Zainspirowany ostatnimi rozważaniami Jan Marii Rokity w tygodniku "Sieci" , podobnie jak Donald Tusk, pochłonięty jestem lekturą "Upadku Cesarstwa Rzymskiego". Czy tak jak osiemnaście wieków temu jesteśmy w przededniu upadku naszej cywilizacji i jedyne co możemy zrobić to tylko wybrać sposób naszej kapitulacji? Czy już dzisiaj jesteśmy gotowi otworzyć bezwarunkowo nasze granice, nawet jeśli będą się temu sprzeciwiać Niemcy? Czy praktyczny sprzeciw wobec Paktu Emigracyjnego da nam tylko chwilowe odroczenie w czasie sztokholmizacji naszych ulic, czy też wykorzystamy go na przygotowanie jakiejś alternatywy?

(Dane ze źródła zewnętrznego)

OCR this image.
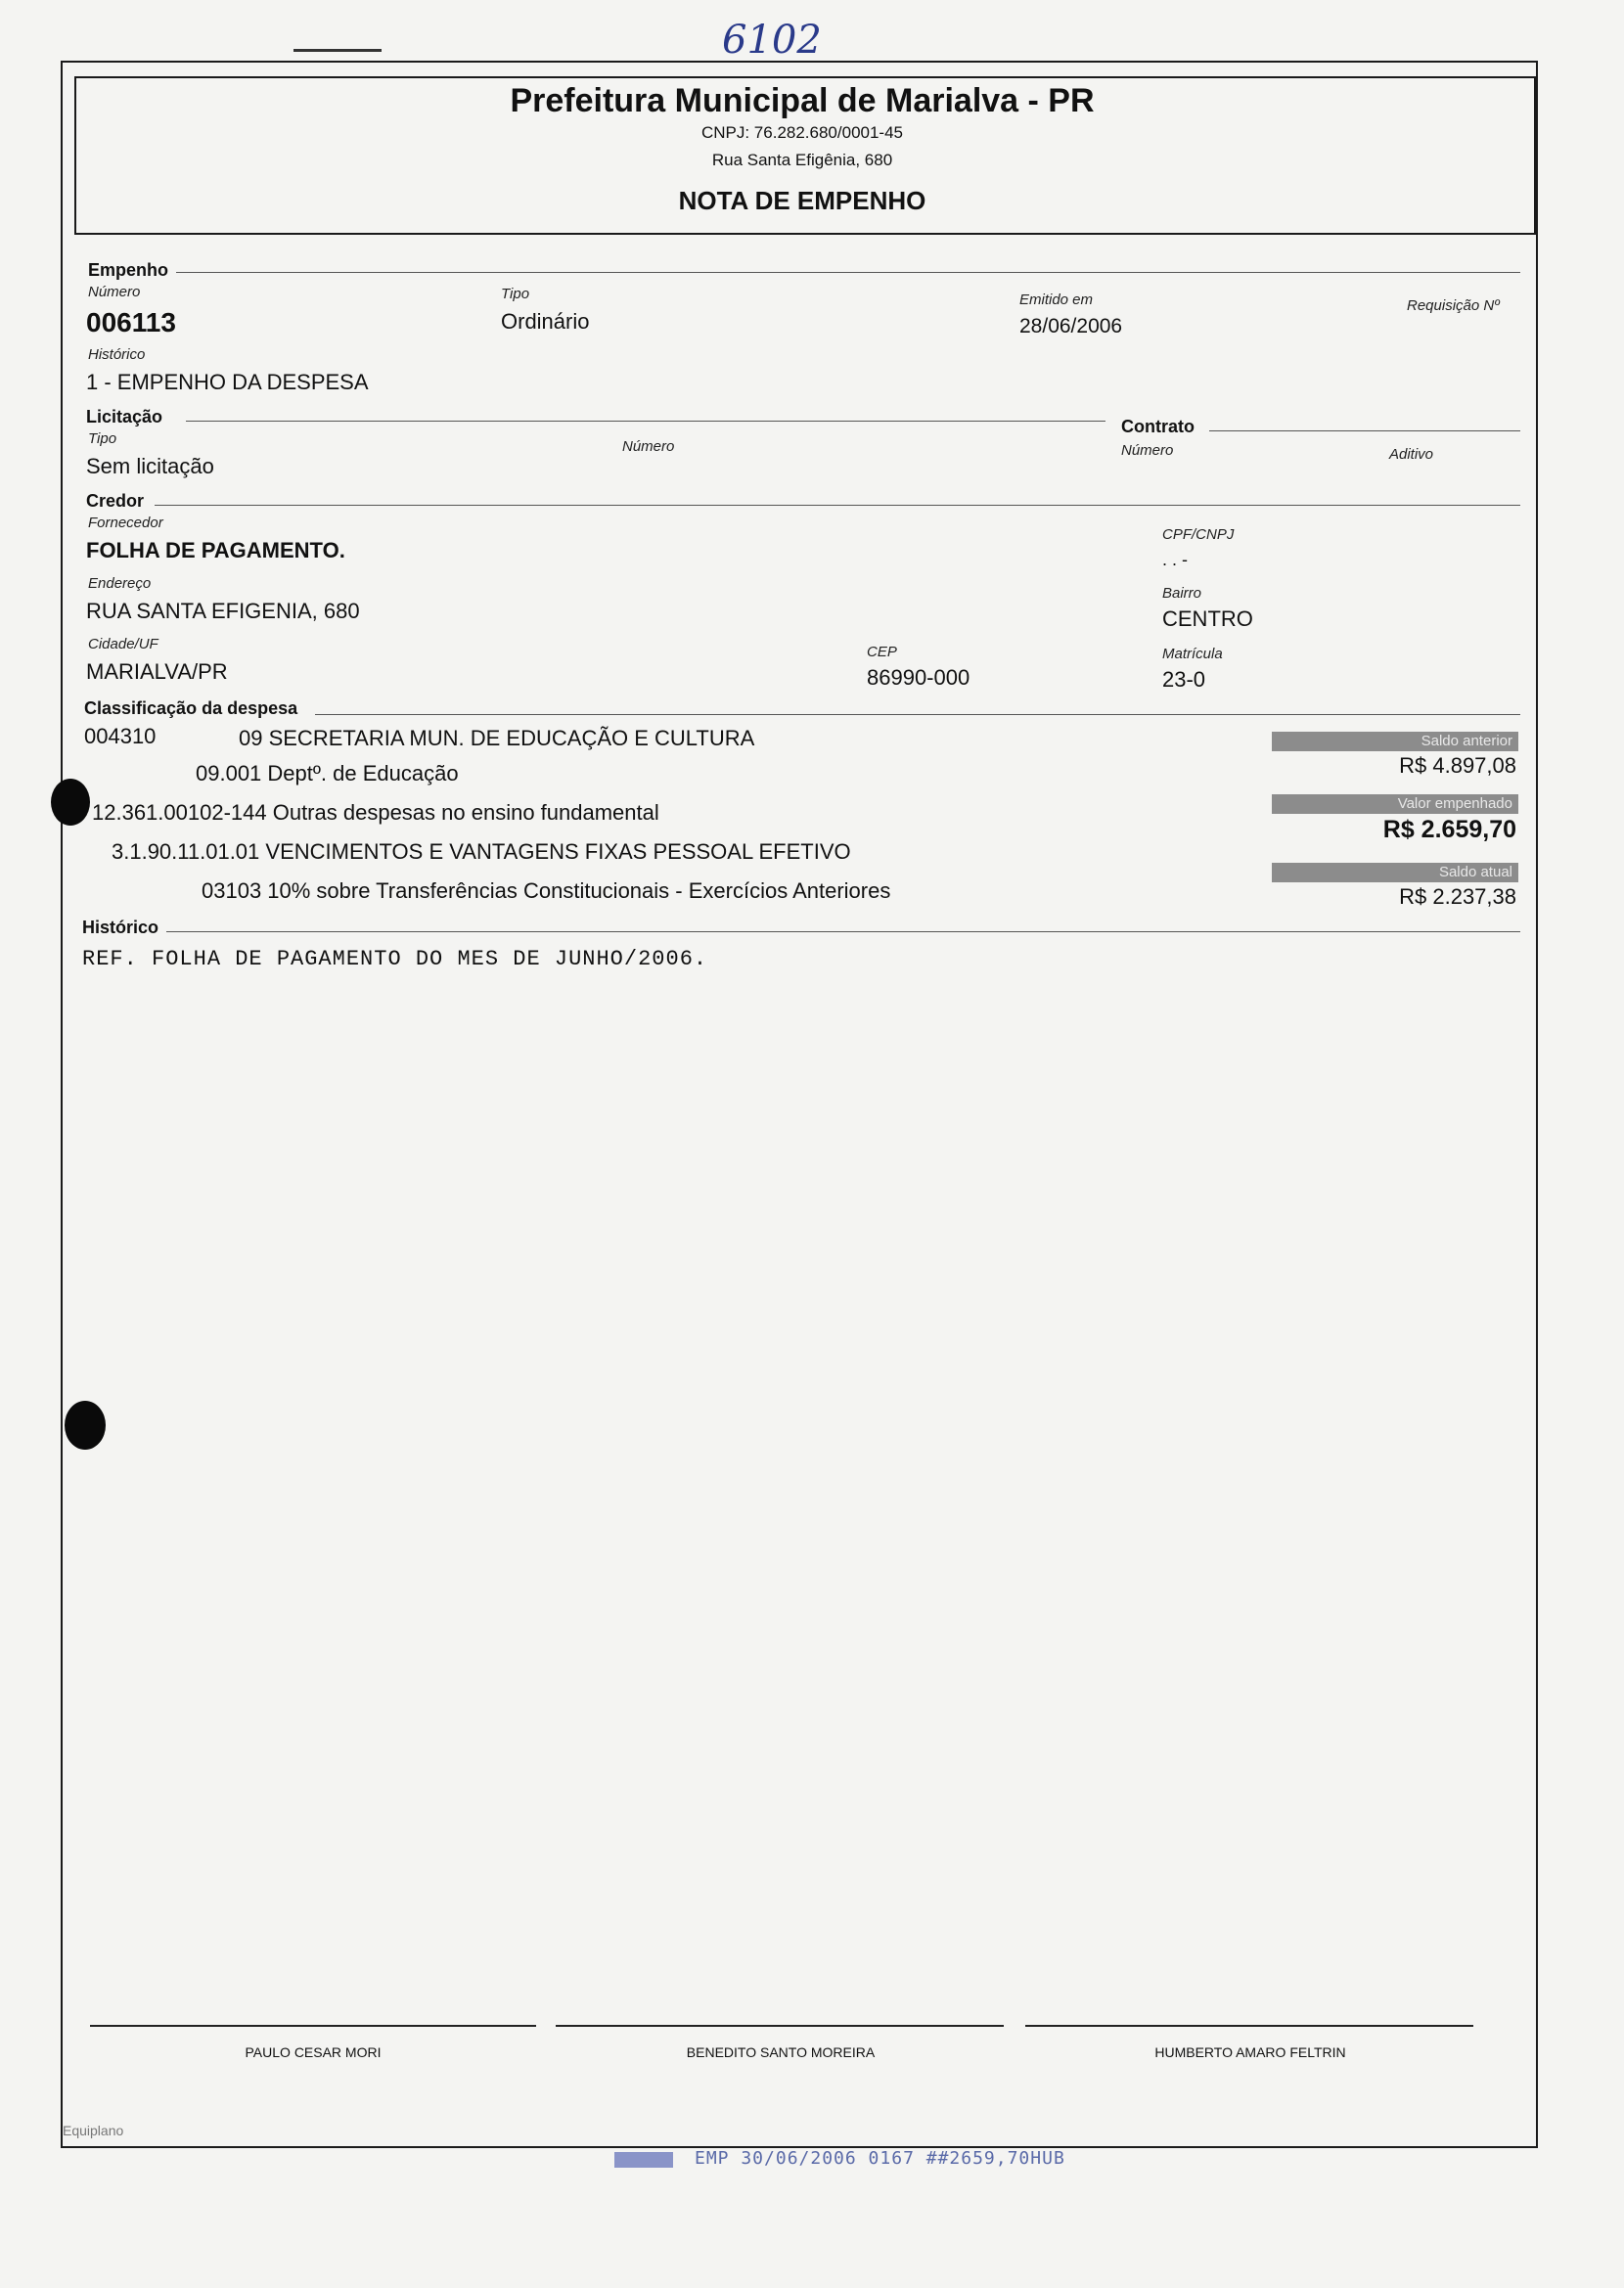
6102
Prefeitura Municipal de Marialva - PR
CNPJ: 76.282.680/0001-45
Rua Santa Efigênia, 680
NOTA DE EMPENHO
Empenho
Número
006113
Tipo
Ordinário
Emitido em
28/06/2006
Requisição Nº
Histórico
1 - EMPENHO DA DESPESA
Licitação
Tipo
Sem licitação
Número
Contrato
Número	Aditivo
Credor
Fornecedor
FOLHA DE PAGAMENTO.
CPF/CNPJ
. . -
Endereço
RUA SANTA EFIGENIA, 680
Bairro
CENTRO
Cidade/UF
MARIALVA/PR
CEP
86990-000
Matrícula
23-0
Classificação da despesa
004310	09 SECRETARIA MUN. DE EDUCAÇÃO E CULTURA
09.001 Deptº. de Educação
12.361.00102-144 Outras despesas no ensino fundamental
3.1.90.11.01.01 VENCIMENTOS E VANTAGENS FIXAS PESSOAL EFETIVO
03103 10% sobre Transferências Constitucionais - Exercícios Anteriores
Saldo anterior
R$ 4.897,08
Valor empenhado
R$ 2.659,70
Saldo atual
R$ 2.237,38
Histórico
REF. FOLHA DE PAGAMENTO DO MES DE JUNHO/2006.
PAULO CESAR MORI	BENEDITO SANTO MOREIRA	HUMBERTO AMARO FELTRIN
Equiplano
EMP 30/06/2006 0167 ##2659,70HUB
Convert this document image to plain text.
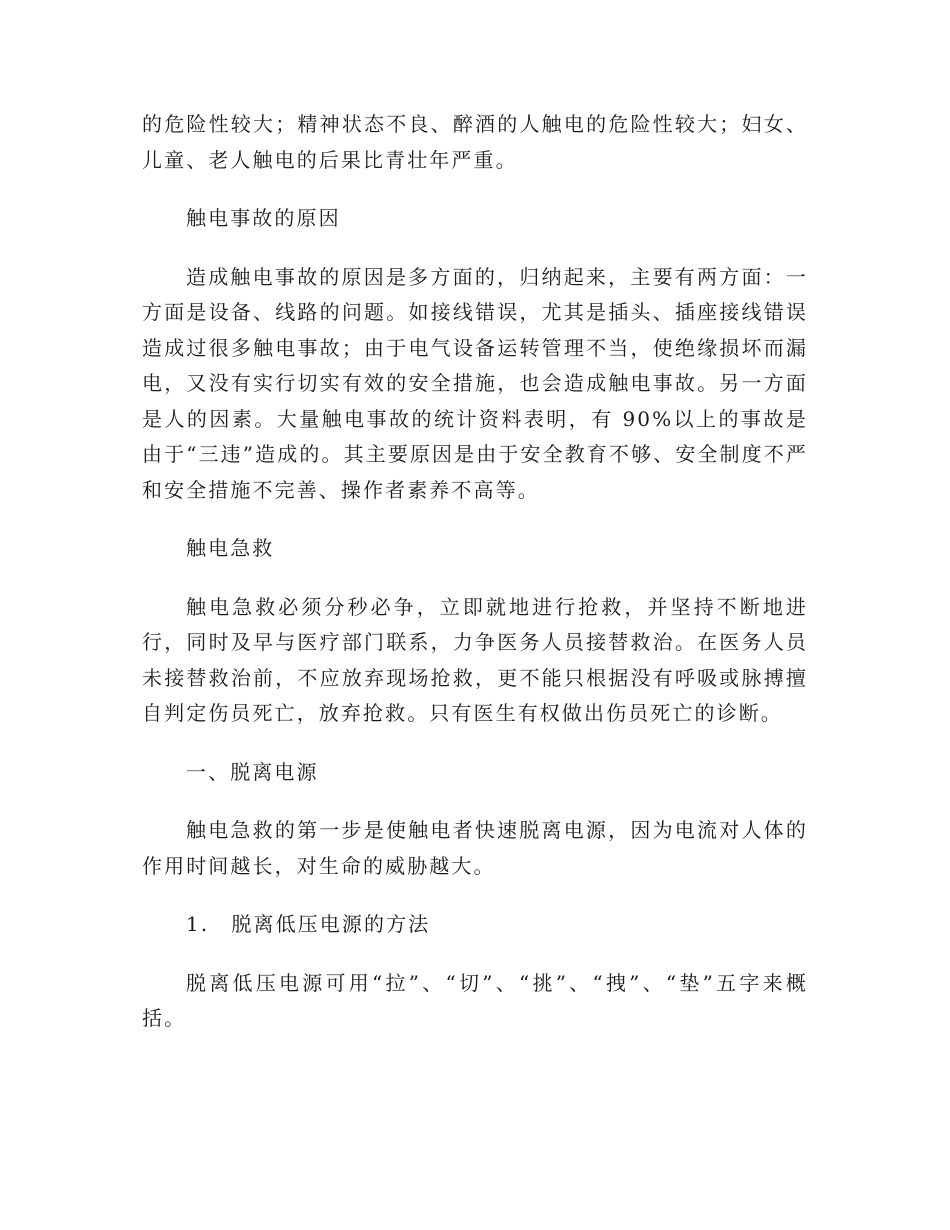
的危险性较大；精神状态不良、醉酒的人触电的危险性较大；妇女、儿童、老人触电的后果比青壮年严重。

触电事故的原因

造成触电事故的原因是多方面的，归纳起来，主要有两方面：一方面是设备、线路的问题。如接线错误，尤其是插头、插座接线错误造成过很多触电事故；由于电气设备运转管理不当，使绝缘损坏而漏电，又没有实行切实有效的安全措施，也会造成触电事故。另一方面是人的因素。大量触电事故的统计资料表明，有 90%以上的事故是由于“三违”造成的。其主要原因是由于安全教育不够、安全制度不严和安全措施不完善、操作者素养不高等。

触电急救

触电急救必须分秒必争，立即就地进行抢救，并坚持不断地进行，同时及早与医疗部门联系，力争医务人员接替救治。在医务人员未接替救治前，不应放弃现场抢救，更不能只根据没有呼吸或脉搏擅自判定伤员死亡，放弃抢救。只有医生有权做出伤员死亡的诊断。

一、脱离电源

触电急救的第一步是使触电者快速脱离电源，因为电流对人体的作用时间越长，对生命的威胁越大。

1.　脱离低压电源的方法

脱离低压电源可用“拉”、“切”、“挑”、“拽”、“垫”五字来概括。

Z kwestią sąsiadów i emigrantów nierozerwalnie związana jest kwestia obronności.
Czy uważamy, że powinniśmy przygotować społeczeństwo na potencjalny konflikt zbrojny w granicach naszego kraju? Czy i w jakich warunkach uważamy go za prawdopodobny? Jakich wartości chcielibyśmy bronić rękami i krwią naszą i naszych najbliższych?
A może czas gotowości do przelewania krwi już minął i możliwe są inne rozwiązania?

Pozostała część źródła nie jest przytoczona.